Why not use magic in torture? That might convince the readers that your hero is really in danger, whereas quite often the stereotypical ones don’t do it anymore. I’ve read one fantasy book to date where the main character, as opposed to a minor one, gets his eyes put out with red-hot irons (Corwin, in Nine Princes in Amber), and thanks to his powers, it really doesn’t matter in the end. Magic that strikes through dreams, or through the walls of the cell, or functions when the torturers aren’t there, would introduce a new element. It doesn’t even have to leave particularly nasty marks if you don’t want it to. But the absence of it from inquisitions and the “justice” system puzzles me mightily.

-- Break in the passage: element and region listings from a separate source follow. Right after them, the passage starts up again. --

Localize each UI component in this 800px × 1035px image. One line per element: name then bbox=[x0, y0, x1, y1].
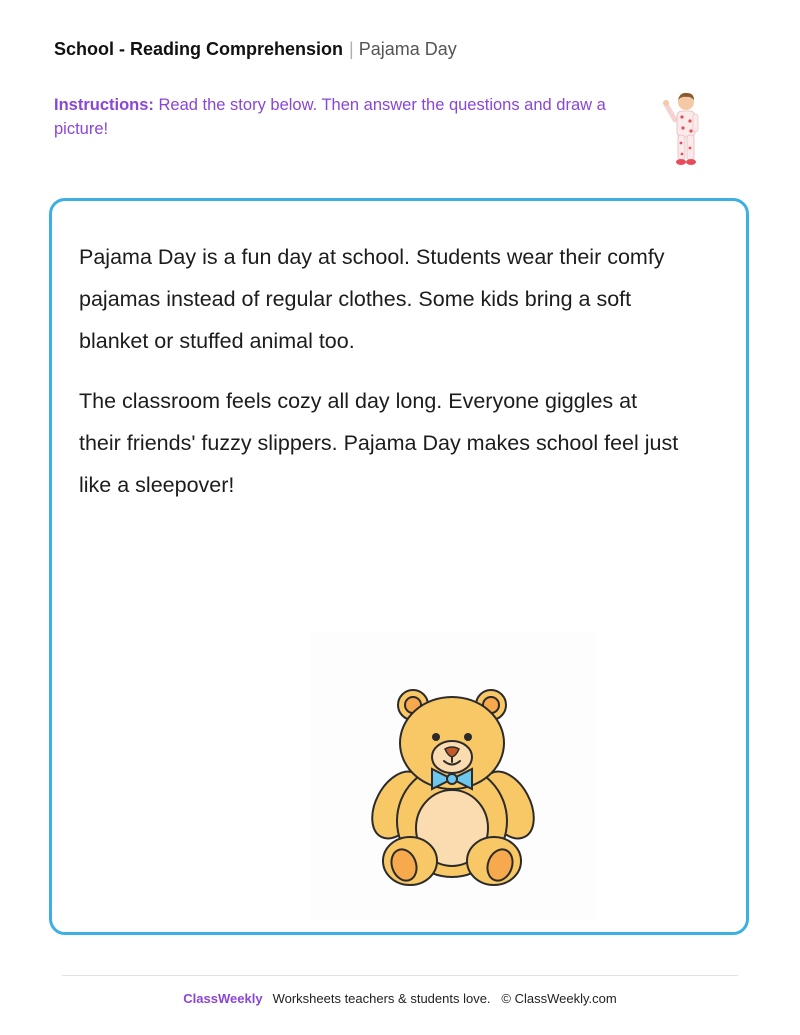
story-box bbox=[49, 198, 749, 935]
footer-tagline: Worksheets teachers & students love. bbox=[272, 991, 491, 1006]
instructions bbox=[54, 93, 614, 141]
worksheet-title: School - Reading Comprehension bbox=[54, 39, 344, 59]
footer-divider bbox=[62, 975, 738, 976]
worksheet-subtitle: Pajama Day bbox=[358, 39, 457, 59]
story-text bbox=[79, 236, 679, 524]
footer-brand: ClassWeekly bbox=[183, 991, 263, 1006]
page-header bbox=[54, 37, 457, 61]
title-separator: | bbox=[349, 39, 354, 59]
instructions-label: Instructions: bbox=[54, 96, 154, 114]
footer-copyright: © ClassWeekly.com bbox=[501, 991, 617, 1006]
story-paragraph: Pajama Day is a fun day at school. Students wear their comfy pajamas instead of regular clothes. Some kids bring a soft blanket or stuffed animal too. bbox=[79, 245, 665, 353]
instructions-text: Read the story below. Then answer the questions and draw a picture! bbox=[54, 96, 606, 138]
teddy-bear-icon bbox=[310, 633, 596, 919]
page-footer bbox=[0, 990, 800, 1008]
kid-in-pajamas-icon bbox=[655, 88, 717, 168]
story-paragraph: The classroom feels cozy all day long. Everyone giggles at their friends' fuzzy slippers. Pajama Day makes school feel just like a sleepover! bbox=[79, 389, 679, 497]
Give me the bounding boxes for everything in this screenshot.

On another note, study historical torture techniques. They were quite often more varied and nasty than the common ones fantasy authors use.
6) Don’t speed the recovery process.
Oftentimes, fantasy heroes get rescued from their enemies- not always from torture, either; they can also be rescued from slavery or simple captivity- only to come out absolutely scatheless, or with just that fantasy author staple for showing angst, nightmares. The character wakes from nightmares screaming, but never has trouble walking, never flinches from the people around her, never has flashbacks to the captivity, never displays fear of being bound or locked in small spaces.
Don’t do this. If you have your heroine go through a harrowing time, then have the harrowing time leave its marks, for Eru’s sake. You can study PTSD cases for ideas if you really don’t know some of the consequences of trauma. You can also try to reason out what might flow from what happened to your character in particular (such as a fear of fire if the hero was tortured with it). But don’t leave them unmarked.
This is especially important when you have the character suffering as a result of something she did to save the world. If she lost an eye where the villain’s sword stabbed her and an arm was burned away when she put her hand on the fiery gate to hold it shut, then don’tdownplay that. Don’t make her function just as well as ever. And don’t give her a new eye and arm back by magic. It makes her sacrifice seem cheap, and not a sacrifice at all.
For examples of books that torture their heroes and have good consequences to it, read Kay, Martin’s A Song of Ice and Fire, Lois McMaster Bujold’s The Curse of Chailion, and Carol Berg’s Rai-kirah trilogy (one of the few fantasy series that came close to crossing my personal sadist line, since the torture is extremely detailed and happening to the hero- who tells the story in first-person. But at least he doesn’t whine about it).
It irritates me when the heroes just go merrily marching off as though nothing ever happened.